Languages: Spanish and French
Wyatt Leaf is a Ph.D. Candidate in Comparative Literature, specializing in Hispanic and French Literature with an expertise in Mexico and France during the 19th and 20th centuries. His interests include poetics, Avant-Garde poetry and narrative, Hispanic Modernism (Modernismo), Parnassianism and Decadence.
Leaf’s dissertation, Provincial Cosmopolitans & Reactionary Bohemians, examines the paradoxes of Mexican literary modernity at the turn of the 20th century and through the Mexican Revolution (1910-20). Focusing on poets such as Salvador Díaz Mirón, José Juan Tablada, Ramón del Valle-Inclán, and Porfirio Barba-Jacob, Leaf explores how Modernist and Avant-Garde poetics deal with tensions between the modern and the anti-modern, provincialism and cosmopolitanism, revolution and reaction. By incorporating foreign writers who found their voice in Mexico, this research positions Mexico as a hub of transnational literary creativity, open to outsiders and misfits who would leave behind a legacy of innovation, cosmopolitanism and rebellion in the poetic tradition.
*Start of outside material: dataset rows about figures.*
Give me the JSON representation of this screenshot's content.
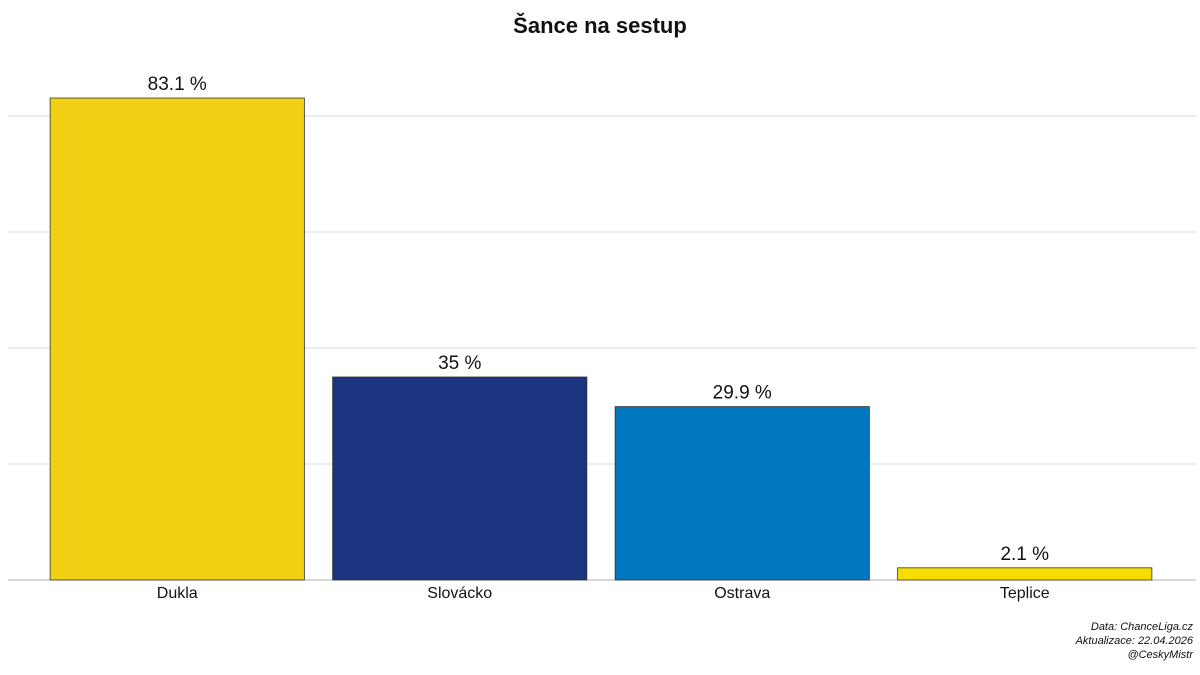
{
  "chart_data": {
    "type": "bar",
    "title": "Šance na sestup",
    "categories": [
      "Dukla",
      "Slovácko",
      "Ostrava",
      "Teplice"
    ],
    "values": [
      83.1,
      35,
      29.9,
      2.1
    ],
    "value_labels": [
      "83.1 %",
      "35 %",
      "29.9 %",
      "2.1 %"
    ],
    "colors": [
      "#f2d013",
      "#1c3380",
      "#0077bf",
      "#f7dc00"
    ],
    "ylim": [
      0,
      87
    ],
    "yticks": [
      0,
      20,
      40,
      60,
      80
    ],
    "grid": true,
    "caption": [
      "Data: ChanceLiga.cz",
      "Aktualizace:  22.04.2026",
      "@CeskyMistr"
    ]
  }
}
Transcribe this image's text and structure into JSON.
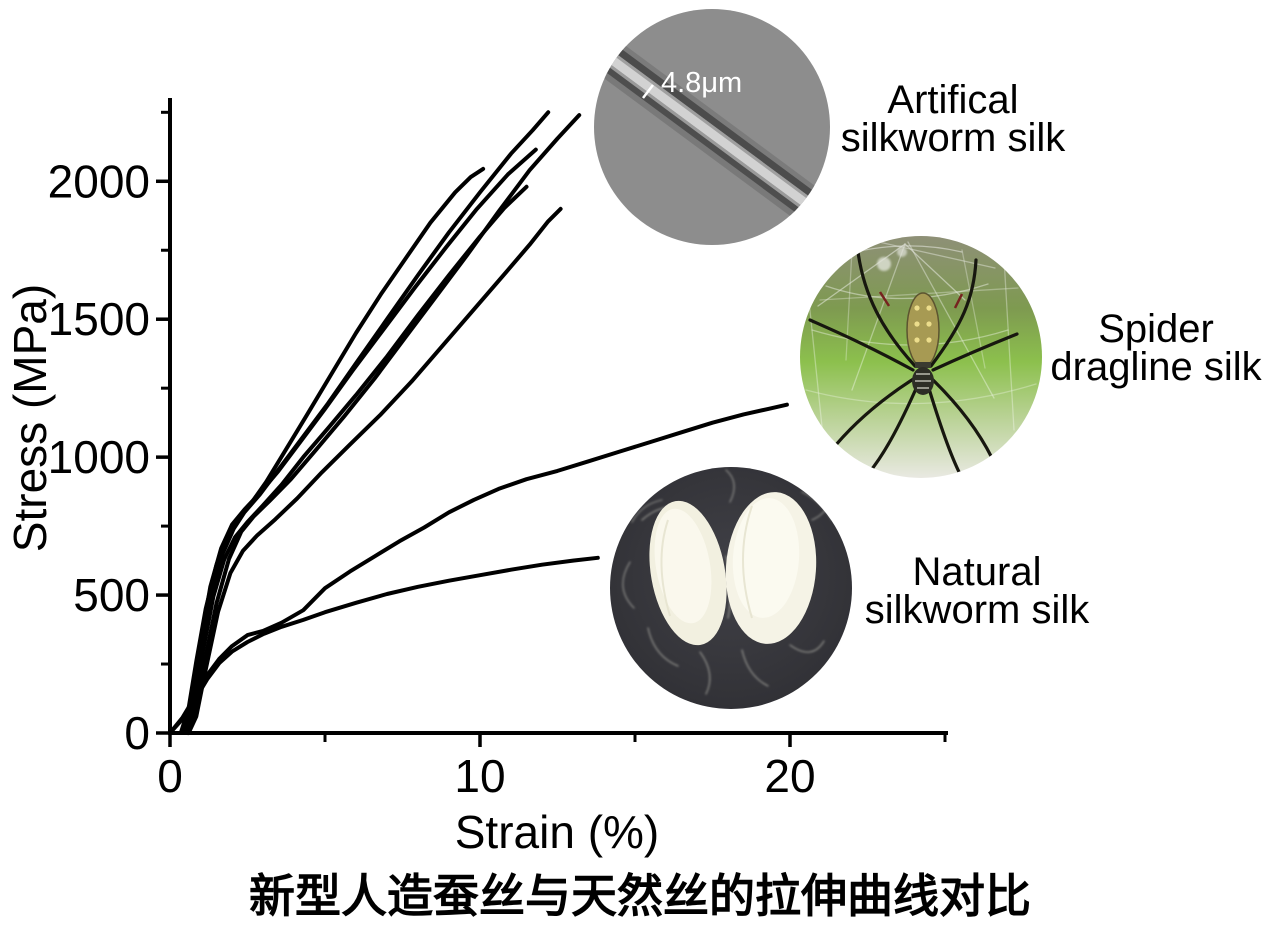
{
  "caption": {
    "text": "新型人造蚕丝与天然丝的拉伸曲线对比",
    "color": "#1e1ead"
  },
  "insets": [
    {
      "id": "artificial-silkworm-silk",
      "label_lines": [
        "Artifical",
        "silkworm silk"
      ],
      "annotation": "4.8μm"
    },
    {
      "id": "spider-dragline-silk",
      "label_lines": [
        "Spider",
        "dragline silk"
      ]
    },
    {
      "id": "natural-silkworm-silk",
      "label_lines": [
        "Natural",
        "silkworm silk"
      ]
    }
  ],
  "chart_data": {
    "type": "line",
    "title": "",
    "xlabel": "Strain (%)",
    "ylabel": "Stress (MPa)",
    "xlim": [
      0,
      25.1
    ],
    "ylim": [
      0,
      2300
    ],
    "grid": false,
    "legend": "none",
    "line_color": "#000000",
    "x_axis": {
      "major_ticks": [
        0,
        10,
        20
      ],
      "minor_ticks": [
        5,
        15,
        25
      ]
    },
    "y_axis": {
      "major_ticks": [
        0,
        500,
        1000,
        1500,
        2000
      ],
      "minor_ticks": [
        250,
        750,
        1250,
        1750,
        2250
      ]
    },
    "series": [
      {
        "name": "artificial-silkworm-silk-1",
        "group": "artificial silkworm silk",
        "points": [
          [
            0.35,
            0
          ],
          [
            0.6,
            90
          ],
          [
            0.85,
            260
          ],
          [
            1.15,
            450
          ],
          [
            1.5,
            610
          ],
          [
            1.85,
            710
          ],
          [
            2.2,
            775
          ],
          [
            2.6,
            830
          ],
          [
            3.1,
            910
          ],
          [
            3.7,
            1020
          ],
          [
            4.4,
            1150
          ],
          [
            5.2,
            1300
          ],
          [
            6.0,
            1450
          ],
          [
            6.8,
            1590
          ],
          [
            7.6,
            1720
          ],
          [
            8.4,
            1850
          ],
          [
            9.2,
            1960
          ],
          [
            9.7,
            2015
          ],
          [
            10.1,
            2045
          ]
        ]
      },
      {
        "name": "artificial-silkworm-silk-2",
        "group": "artificial silkworm silk",
        "points": [
          [
            0.45,
            0
          ],
          [
            0.7,
            80
          ],
          [
            1.0,
            280
          ],
          [
            1.35,
            500
          ],
          [
            1.7,
            650
          ],
          [
            2.05,
            740
          ],
          [
            2.4,
            800
          ],
          [
            2.9,
            865
          ],
          [
            3.5,
            955
          ],
          [
            4.3,
            1075
          ],
          [
            5.1,
            1195
          ],
          [
            6.0,
            1340
          ],
          [
            7.0,
            1500
          ],
          [
            8.0,
            1660
          ],
          [
            9.0,
            1815
          ],
          [
            10.0,
            1960
          ],
          [
            11.0,
            2100
          ],
          [
            11.7,
            2185
          ],
          [
            12.2,
            2250
          ]
        ]
      },
      {
        "name": "artificial-silkworm-silk-3",
        "group": "artificial silkworm silk",
        "points": [
          [
            0.55,
            0
          ],
          [
            0.8,
            70
          ],
          [
            1.1,
            250
          ],
          [
            1.5,
            470
          ],
          [
            1.9,
            630
          ],
          [
            2.3,
            730
          ],
          [
            2.7,
            785
          ],
          [
            3.2,
            840
          ],
          [
            3.9,
            920
          ],
          [
            4.7,
            1025
          ],
          [
            5.6,
            1145
          ],
          [
            6.6,
            1285
          ],
          [
            7.6,
            1435
          ],
          [
            8.6,
            1585
          ],
          [
            9.6,
            1735
          ],
          [
            10.6,
            1890
          ],
          [
            11.6,
            2040
          ],
          [
            12.5,
            2155
          ],
          [
            13.2,
            2240
          ]
        ]
      },
      {
        "name": "artificial-silkworm-silk-4",
        "group": "artificial silkworm silk",
        "points": [
          [
            0.5,
            0
          ],
          [
            0.75,
            90
          ],
          [
            1.05,
            290
          ],
          [
            1.4,
            495
          ],
          [
            1.75,
            630
          ],
          [
            2.1,
            710
          ],
          [
            2.5,
            765
          ],
          [
            3.0,
            825
          ],
          [
            3.6,
            900
          ],
          [
            4.3,
            1000
          ],
          [
            5.1,
            1105
          ],
          [
            6.0,
            1225
          ],
          [
            7.0,
            1365
          ],
          [
            8.0,
            1515
          ],
          [
            9.0,
            1660
          ],
          [
            10.0,
            1800
          ],
          [
            10.8,
            1905
          ],
          [
            11.5,
            1980
          ]
        ]
      },
      {
        "name": "artificial-silkworm-silk-5",
        "group": "artificial silkworm silk",
        "points": [
          [
            0.6,
            0
          ],
          [
            0.85,
            60
          ],
          [
            1.15,
            230
          ],
          [
            1.55,
            440
          ],
          [
            1.95,
            580
          ],
          [
            2.35,
            660
          ],
          [
            2.8,
            715
          ],
          [
            3.4,
            775
          ],
          [
            4.1,
            850
          ],
          [
            4.9,
            945
          ],
          [
            5.8,
            1045
          ],
          [
            6.8,
            1155
          ],
          [
            7.8,
            1275
          ],
          [
            8.8,
            1405
          ],
          [
            9.8,
            1535
          ],
          [
            10.8,
            1665
          ],
          [
            11.6,
            1770
          ],
          [
            12.2,
            1855
          ],
          [
            12.6,
            1900
          ]
        ]
      },
      {
        "name": "artificial-silkworm-silk-6",
        "group": "artificial silkworm silk",
        "points": [
          [
            0.4,
            0
          ],
          [
            0.65,
            100
          ],
          [
            0.95,
            300
          ],
          [
            1.3,
            530
          ],
          [
            1.65,
            670
          ],
          [
            2.0,
            755
          ],
          [
            2.4,
            810
          ],
          [
            2.9,
            870
          ],
          [
            3.5,
            950
          ],
          [
            4.2,
            1055
          ],
          [
            5.0,
            1175
          ],
          [
            5.9,
            1315
          ],
          [
            6.9,
            1465
          ],
          [
            7.9,
            1615
          ],
          [
            8.9,
            1760
          ],
          [
            9.9,
            1900
          ],
          [
            10.9,
            2025
          ],
          [
            11.8,
            2115
          ]
        ]
      },
      {
        "name": "spider-dragline-silk",
        "group": "spider dragline silk",
        "points": [
          [
            0,
            0
          ],
          [
            0.4,
            55
          ],
          [
            0.8,
            130
          ],
          [
            1.2,
            210
          ],
          [
            1.6,
            270
          ],
          [
            2.0,
            315
          ],
          [
            2.5,
            355
          ],
          [
            3.0,
            370
          ],
          [
            3.6,
            400
          ],
          [
            4.3,
            445
          ],
          [
            5.0,
            525
          ],
          [
            5.8,
            585
          ],
          [
            6.6,
            640
          ],
          [
            7.4,
            695
          ],
          [
            8.2,
            745
          ],
          [
            9.0,
            800
          ],
          [
            9.8,
            845
          ],
          [
            10.6,
            885
          ],
          [
            11.5,
            920
          ],
          [
            12.5,
            950
          ],
          [
            13.5,
            985
          ],
          [
            14.5,
            1020
          ],
          [
            15.5,
            1055
          ],
          [
            16.5,
            1090
          ],
          [
            17.5,
            1125
          ],
          [
            18.5,
            1155
          ],
          [
            19.3,
            1175
          ],
          [
            19.9,
            1190
          ]
        ]
      },
      {
        "name": "natural-silkworm-silk",
        "group": "natural silkworm silk",
        "points": [
          [
            0,
            0
          ],
          [
            0.4,
            50
          ],
          [
            0.8,
            120
          ],
          [
            1.2,
            195
          ],
          [
            1.6,
            255
          ],
          [
            2.0,
            295
          ],
          [
            2.5,
            330
          ],
          [
            3.0,
            358
          ],
          [
            3.6,
            385
          ],
          [
            4.3,
            410
          ],
          [
            5.0,
            438
          ],
          [
            6.0,
            472
          ],
          [
            7.0,
            504
          ],
          [
            8.0,
            530
          ],
          [
            9.0,
            552
          ],
          [
            10.0,
            572
          ],
          [
            11.0,
            592
          ],
          [
            12.0,
            610
          ],
          [
            13.0,
            625
          ],
          [
            13.8,
            635
          ]
        ]
      }
    ]
  }
}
In his article “La Revolución y la marihuana: Perspectivas de la modernidad mexicana,” published in Colegio de México's Otros Diálogos, Leaf discusses associations between marijuana and the Mexican Revolution in Avant-Garde literary and artistic spheres of the early 20th century. He has a forthcoming article on the intersections between French novelists Antoine de Saint-Exupéry and Albert Camus, to be published in Cahiers Saint-Exupéry 8 (2025). He is currently working on an article comparing narratives of disillusion in the work of Juan Rulfo and Louis-Ferdinand Céline.
Beyond research and literary criticism, Leaf has a passion for instruction, having taught both French and Spanish courses at Princeton. In 2022, he collaborated with the Nicaraguan novelist Sergio Ramírez (Visiting Professor) as an assistant in the courses Spanish Modernism and Literature and Politics in Latin America in the Department of Spanish and Portuguese.
Leaf originally hails from Central California, where he acquired his taste for language and literature. In 2020, he earned his Bachelor’s degree in French and Iberian & Latin American Cultures from Stanford, graduating with honors and distinction.